Below is a description of the per-sample results from Prokka.

Extension Description
.blastdb.tar.gz A gzipped tar archive of BLAST+ database of the contigs, genes, and proteins
.faa.gz Protein FASTA file of the translated CDS sequences.
.ffn.gz Nucleotide FASTA file of all the prediction transcripts (CDS, rRNA, tRNA, tmRNA, misc_RNA)
.fna.gz Nucleotide FASTA file of the input contig sequences.
.gbk.gz This is a standard GenBank file derived from the master .gff. If the input to prokka was a multi-FASTA, then this will be a multi-GenBank, with one record for each sequence.
.gff.gz This is the master annotation in GFF3 format, containing both sequences and annotations. It can be viewed directly in Artemis or IGV.
.sqn.gz An ASN1 format "Sequin" file for submission to GenBank.

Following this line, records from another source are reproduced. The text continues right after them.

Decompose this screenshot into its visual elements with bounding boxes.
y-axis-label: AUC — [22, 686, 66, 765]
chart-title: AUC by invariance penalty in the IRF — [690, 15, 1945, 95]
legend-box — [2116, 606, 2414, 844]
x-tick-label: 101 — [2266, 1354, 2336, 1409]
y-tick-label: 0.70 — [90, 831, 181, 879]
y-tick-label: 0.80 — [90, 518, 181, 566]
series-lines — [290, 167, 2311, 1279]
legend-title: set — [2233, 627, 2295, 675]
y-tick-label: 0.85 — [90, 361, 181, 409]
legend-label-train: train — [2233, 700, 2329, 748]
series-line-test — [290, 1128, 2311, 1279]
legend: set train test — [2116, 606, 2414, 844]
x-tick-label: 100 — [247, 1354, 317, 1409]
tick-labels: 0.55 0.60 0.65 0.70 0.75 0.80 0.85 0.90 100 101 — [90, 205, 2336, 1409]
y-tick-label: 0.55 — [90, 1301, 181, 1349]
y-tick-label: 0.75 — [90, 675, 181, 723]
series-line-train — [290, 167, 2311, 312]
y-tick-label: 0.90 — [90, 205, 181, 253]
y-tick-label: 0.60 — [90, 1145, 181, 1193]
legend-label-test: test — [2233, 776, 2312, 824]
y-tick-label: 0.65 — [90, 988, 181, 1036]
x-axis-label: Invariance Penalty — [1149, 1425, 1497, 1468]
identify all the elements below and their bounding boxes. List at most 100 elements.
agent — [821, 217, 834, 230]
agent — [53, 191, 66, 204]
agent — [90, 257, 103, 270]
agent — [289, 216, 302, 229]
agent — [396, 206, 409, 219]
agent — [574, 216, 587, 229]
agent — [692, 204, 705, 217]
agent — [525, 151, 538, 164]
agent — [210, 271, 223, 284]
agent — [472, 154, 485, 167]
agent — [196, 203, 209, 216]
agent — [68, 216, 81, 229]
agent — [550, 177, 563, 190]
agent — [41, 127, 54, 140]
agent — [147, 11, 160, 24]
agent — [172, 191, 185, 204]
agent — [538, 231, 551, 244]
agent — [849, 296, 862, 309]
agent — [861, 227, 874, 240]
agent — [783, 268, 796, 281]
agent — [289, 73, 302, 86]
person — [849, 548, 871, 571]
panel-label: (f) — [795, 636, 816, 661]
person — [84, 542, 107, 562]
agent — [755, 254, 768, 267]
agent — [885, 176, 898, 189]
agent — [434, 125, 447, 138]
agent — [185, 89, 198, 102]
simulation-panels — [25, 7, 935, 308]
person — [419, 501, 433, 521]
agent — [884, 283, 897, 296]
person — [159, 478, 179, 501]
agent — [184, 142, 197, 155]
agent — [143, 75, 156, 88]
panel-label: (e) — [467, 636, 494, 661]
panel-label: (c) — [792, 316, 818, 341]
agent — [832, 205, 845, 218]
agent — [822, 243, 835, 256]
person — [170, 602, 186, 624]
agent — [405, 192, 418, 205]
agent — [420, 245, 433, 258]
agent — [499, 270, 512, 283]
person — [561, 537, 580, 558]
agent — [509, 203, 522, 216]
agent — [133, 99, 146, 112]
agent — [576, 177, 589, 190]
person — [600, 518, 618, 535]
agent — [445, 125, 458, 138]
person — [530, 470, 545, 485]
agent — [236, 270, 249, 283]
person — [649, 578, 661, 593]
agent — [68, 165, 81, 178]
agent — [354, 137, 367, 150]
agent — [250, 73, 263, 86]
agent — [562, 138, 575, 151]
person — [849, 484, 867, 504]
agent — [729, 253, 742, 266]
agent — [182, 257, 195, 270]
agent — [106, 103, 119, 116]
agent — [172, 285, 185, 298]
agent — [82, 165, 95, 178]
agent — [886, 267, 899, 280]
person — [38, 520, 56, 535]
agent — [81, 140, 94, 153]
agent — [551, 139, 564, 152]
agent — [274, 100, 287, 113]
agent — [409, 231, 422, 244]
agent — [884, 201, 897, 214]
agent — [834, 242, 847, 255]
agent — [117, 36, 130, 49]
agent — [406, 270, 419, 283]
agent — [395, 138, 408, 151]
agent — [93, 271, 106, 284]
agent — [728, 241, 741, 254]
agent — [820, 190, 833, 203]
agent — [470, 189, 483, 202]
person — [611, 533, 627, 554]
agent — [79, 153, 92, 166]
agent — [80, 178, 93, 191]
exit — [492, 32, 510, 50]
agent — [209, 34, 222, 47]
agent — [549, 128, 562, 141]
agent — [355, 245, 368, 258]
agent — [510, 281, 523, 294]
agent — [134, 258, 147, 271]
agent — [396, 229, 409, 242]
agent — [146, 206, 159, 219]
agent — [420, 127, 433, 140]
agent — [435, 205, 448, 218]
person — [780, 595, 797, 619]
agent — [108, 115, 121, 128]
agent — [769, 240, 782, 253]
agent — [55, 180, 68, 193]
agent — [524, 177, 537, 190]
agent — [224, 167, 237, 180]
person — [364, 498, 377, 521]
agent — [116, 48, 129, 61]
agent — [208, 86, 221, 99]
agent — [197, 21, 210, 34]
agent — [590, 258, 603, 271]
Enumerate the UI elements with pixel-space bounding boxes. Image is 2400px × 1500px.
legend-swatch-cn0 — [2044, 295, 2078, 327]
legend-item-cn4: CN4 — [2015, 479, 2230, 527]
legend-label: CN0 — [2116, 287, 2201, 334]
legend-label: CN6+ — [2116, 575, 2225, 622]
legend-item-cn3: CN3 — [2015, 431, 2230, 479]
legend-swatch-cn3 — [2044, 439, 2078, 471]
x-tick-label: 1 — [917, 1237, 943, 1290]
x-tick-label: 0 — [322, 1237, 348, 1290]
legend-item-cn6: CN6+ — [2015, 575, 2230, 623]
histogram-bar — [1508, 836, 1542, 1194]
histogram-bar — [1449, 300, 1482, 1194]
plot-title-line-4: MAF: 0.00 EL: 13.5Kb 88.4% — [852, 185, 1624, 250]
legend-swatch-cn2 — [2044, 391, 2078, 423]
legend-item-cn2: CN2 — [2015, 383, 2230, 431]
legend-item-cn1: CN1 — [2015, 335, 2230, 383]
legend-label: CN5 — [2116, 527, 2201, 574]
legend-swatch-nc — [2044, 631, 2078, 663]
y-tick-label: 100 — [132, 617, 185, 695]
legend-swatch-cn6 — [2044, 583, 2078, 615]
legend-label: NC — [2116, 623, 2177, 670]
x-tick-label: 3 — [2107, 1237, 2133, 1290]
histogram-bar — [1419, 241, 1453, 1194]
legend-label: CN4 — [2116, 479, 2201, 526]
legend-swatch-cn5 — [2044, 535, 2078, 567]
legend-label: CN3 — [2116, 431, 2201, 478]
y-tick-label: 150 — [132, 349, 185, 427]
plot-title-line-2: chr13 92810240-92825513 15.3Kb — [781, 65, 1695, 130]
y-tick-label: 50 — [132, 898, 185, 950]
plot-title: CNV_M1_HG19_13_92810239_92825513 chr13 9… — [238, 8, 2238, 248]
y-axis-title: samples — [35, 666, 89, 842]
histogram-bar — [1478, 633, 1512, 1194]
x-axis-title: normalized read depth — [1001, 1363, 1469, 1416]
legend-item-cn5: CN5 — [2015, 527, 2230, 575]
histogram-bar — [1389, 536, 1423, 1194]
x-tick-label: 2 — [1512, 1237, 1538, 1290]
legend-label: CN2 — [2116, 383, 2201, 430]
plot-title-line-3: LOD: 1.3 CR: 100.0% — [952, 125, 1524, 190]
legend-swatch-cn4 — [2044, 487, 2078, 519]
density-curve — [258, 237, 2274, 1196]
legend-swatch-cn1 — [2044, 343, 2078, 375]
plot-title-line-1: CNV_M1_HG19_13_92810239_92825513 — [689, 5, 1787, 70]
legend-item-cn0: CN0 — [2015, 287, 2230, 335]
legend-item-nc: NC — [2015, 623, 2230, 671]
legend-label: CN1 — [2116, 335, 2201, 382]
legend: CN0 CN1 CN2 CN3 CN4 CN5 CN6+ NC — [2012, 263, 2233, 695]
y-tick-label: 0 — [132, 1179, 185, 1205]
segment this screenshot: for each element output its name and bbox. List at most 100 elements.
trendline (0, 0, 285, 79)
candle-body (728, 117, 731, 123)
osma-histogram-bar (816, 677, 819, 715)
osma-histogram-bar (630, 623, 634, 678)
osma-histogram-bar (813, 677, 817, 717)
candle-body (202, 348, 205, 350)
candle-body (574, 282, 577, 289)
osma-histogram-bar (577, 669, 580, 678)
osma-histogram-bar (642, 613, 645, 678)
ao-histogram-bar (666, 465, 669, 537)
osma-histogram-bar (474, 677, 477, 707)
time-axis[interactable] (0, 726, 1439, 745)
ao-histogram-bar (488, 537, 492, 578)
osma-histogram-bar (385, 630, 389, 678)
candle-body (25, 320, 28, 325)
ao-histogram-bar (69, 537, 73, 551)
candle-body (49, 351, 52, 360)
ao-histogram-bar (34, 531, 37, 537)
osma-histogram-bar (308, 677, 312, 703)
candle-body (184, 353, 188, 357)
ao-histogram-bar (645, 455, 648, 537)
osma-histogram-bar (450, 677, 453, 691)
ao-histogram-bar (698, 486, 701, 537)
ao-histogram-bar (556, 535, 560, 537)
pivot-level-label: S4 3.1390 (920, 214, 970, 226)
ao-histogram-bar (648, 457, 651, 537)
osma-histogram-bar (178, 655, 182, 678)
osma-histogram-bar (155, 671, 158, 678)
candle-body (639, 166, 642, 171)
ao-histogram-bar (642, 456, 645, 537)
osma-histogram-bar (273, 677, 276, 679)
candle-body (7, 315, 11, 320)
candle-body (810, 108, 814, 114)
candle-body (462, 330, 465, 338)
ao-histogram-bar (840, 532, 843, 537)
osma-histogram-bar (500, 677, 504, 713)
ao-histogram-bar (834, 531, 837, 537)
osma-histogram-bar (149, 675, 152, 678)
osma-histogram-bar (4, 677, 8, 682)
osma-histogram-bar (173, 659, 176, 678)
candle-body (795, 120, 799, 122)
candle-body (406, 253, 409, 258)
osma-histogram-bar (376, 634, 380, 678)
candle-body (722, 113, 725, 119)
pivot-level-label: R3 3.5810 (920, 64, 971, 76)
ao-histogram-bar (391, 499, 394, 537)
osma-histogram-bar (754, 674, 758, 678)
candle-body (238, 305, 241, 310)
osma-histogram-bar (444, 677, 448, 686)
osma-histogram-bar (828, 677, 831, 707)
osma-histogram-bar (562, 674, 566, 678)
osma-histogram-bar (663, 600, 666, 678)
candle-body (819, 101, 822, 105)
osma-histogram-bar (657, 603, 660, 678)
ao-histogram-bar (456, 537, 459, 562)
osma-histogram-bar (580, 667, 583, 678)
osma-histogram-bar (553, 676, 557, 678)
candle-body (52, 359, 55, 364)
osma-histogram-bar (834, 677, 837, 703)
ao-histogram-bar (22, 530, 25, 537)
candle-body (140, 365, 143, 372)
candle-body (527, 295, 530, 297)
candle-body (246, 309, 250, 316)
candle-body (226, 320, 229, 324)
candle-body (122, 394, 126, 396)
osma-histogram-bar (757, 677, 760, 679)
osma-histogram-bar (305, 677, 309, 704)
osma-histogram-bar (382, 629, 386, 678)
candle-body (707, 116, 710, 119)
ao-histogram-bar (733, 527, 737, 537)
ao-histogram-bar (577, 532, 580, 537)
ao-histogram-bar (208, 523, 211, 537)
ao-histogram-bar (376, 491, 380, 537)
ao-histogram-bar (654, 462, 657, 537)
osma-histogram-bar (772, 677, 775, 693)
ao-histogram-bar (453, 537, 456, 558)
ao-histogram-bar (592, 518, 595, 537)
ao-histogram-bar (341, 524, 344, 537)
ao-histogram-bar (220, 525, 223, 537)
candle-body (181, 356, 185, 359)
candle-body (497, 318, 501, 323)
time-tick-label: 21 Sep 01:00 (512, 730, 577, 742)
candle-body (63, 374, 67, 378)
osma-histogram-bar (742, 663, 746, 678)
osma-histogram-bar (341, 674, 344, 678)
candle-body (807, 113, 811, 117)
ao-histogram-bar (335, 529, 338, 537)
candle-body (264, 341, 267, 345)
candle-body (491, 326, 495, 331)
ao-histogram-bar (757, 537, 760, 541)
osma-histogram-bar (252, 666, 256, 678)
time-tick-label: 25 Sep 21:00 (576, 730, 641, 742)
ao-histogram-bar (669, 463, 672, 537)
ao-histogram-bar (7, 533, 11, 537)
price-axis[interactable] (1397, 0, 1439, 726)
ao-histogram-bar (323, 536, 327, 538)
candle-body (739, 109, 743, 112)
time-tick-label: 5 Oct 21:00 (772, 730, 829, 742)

It needs to be edited to set the correct taxonomy, authors, related publication etc.
.tbl.gz Feature Table file, used by "tbl2asn" to create the .sqn file.
.tsv Tab-separated file of all features (locus_tag,ftype,len_bp,gene,EC_number,COG,product)
.txt Statistics relating to the annotated features found.

Audit Trail

Below are files that can assist you in understanding which parameters and program versions were used.

Logs

Each process that is executed will have a folder named logs. In this folder are helpful files for you to review if the need ever arises.

Extension Description
.begin An empty file used to designate the process started
.err Contains STDERR outputs from the process
.log Contains both STDERR and STDOUT outputs from the process
.out Contains STDOUT outputs from the process
.run The script Nextflow uses to stage/unstage files and queue processes based on given profile
.sh The script executed by bash for the process
.trace The Nextflow Trace report for the process
versions.yml A YAML formatted file with program versions

Parameters

Prokka

Parameter Description
--proteins FASTA file of trusted proteins to first annotate from
Type: string
--prodigal_tf Training file to use for Prodigal
Type: string
--compliant Force Genbank/ENA/DDJB compliance
Type: boolean
--centre Sequencing centre ID
Type: string, Default: Bactopia
--prokka_coverage Minimum coverage on query protein
Type: integer, Default: 80
--prokka_evalue Similarity e-value cut-off
Type: string, Default: 1e-09
--prokka_opts Extra Prokka options in quotes.
Type: string

Citations

If you use Bactopia and prokka in your analysis, please cite the following.